Monday, February 14, 2011

Highlights of the Week

Last night I had the pleasure of reading this week's additions to the thesis blogs. I say pleasure because there were many of them that showed good progress. Just a couple of what felt to me like highlights:

Leah reports that she sent off her application to work this summer at a Georgia aquarium that houses whalesharks. Obviously the kind of work that will lead to a good thesis and, in Leah's case, to a potential dilemma: what if she has to decide between two internships? My comment was that her kind of dilemma is a sure sign of progress.

Drew writes that he has an actual event -- for next Halloween -- to plan. That's a remarkable step from vague potential.

Van has moved in the last couple of posts in his thinking about insanity/film/reification to rethink the three sections of his thesis, dropping one for the time being and adding another that came up while talking with a friend. What the posts show is the productive fluidity that comes to a project as we have lots of information, lots of ideas, lots of possibilities and let them work in us, let them ferment, let them find a good form.

And there were quite a few other posts that showed good progress. There were also a couple that felt like posts for the purpose of posting. Make progress, week by week, and you'll have something you can be really proud of.

By the way, there have been quite a few really good comments. Keep helping each other with good questions and suggestions. I like the feel of this.

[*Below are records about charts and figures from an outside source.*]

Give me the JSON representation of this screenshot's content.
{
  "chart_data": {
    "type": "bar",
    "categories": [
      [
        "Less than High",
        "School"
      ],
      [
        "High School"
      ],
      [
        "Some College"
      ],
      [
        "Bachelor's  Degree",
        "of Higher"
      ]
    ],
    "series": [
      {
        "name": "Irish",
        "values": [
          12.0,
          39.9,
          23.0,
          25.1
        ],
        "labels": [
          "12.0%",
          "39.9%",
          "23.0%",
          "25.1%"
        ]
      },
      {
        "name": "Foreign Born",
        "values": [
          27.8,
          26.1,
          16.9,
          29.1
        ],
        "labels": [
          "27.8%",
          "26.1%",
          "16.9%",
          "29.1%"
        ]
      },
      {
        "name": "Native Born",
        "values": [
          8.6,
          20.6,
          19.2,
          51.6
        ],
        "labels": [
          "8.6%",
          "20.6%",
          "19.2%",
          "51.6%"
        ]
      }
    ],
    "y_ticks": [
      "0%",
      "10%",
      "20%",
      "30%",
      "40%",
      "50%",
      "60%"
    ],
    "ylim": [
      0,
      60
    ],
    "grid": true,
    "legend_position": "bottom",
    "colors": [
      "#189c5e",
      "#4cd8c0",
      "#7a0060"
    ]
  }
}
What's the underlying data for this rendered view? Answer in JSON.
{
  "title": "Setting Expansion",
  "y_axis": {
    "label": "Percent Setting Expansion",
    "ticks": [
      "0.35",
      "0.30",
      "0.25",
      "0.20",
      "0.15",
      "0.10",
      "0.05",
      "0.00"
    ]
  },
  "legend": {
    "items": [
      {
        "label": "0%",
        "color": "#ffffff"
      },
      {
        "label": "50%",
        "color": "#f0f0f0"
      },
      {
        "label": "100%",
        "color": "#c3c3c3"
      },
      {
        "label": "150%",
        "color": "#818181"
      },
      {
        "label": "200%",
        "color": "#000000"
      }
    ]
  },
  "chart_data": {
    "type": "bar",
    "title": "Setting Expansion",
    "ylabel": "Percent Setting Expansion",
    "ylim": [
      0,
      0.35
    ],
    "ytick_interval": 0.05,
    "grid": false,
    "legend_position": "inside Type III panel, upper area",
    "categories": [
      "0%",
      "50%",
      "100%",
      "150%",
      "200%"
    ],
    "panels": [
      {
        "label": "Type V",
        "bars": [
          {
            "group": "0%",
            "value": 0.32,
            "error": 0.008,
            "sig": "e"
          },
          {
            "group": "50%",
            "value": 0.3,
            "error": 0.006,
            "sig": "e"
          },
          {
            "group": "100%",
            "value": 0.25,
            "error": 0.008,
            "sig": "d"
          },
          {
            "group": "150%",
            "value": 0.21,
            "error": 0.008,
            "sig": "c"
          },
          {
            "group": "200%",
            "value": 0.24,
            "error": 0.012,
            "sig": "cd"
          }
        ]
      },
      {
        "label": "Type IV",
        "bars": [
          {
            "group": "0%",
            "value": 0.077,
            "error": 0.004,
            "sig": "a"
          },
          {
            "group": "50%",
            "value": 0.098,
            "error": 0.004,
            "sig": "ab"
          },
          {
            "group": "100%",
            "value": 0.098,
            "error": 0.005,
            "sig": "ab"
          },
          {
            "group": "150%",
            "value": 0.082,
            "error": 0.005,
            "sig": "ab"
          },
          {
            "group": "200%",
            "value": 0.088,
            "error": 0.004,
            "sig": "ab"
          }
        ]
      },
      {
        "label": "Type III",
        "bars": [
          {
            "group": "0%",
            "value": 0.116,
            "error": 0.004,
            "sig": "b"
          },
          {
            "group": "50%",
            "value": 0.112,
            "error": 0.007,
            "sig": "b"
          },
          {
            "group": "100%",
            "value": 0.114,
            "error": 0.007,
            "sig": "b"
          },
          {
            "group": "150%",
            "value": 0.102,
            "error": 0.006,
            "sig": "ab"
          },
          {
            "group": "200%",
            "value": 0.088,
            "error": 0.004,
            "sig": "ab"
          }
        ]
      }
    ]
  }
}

A final note about the photo. I'm working, with Lyn Bennett, on a book about the construction of meaning of barbed wire. We just heard from the American Quarterly that they need two more months to evaluate the article we submitted about late-nineteenth-century advertising of the new invention (they've had it since August!). In the meantime, however, we're writing about barbed wire in literature. Lyn found, just this week, a couple of very interesting references to barbed wire in Steinbeck's novel Grapes of Wrath. So while we wait, we keep working, keep writing, keep collecting. The photo is from yesterday morning, an attempt to use the snow and the early morning light to highlight what's really a difficult thing to portray. Spenser and others of you who are good photographers could do this better and more easily; but I'm left to try lots of times and hope to get lucky.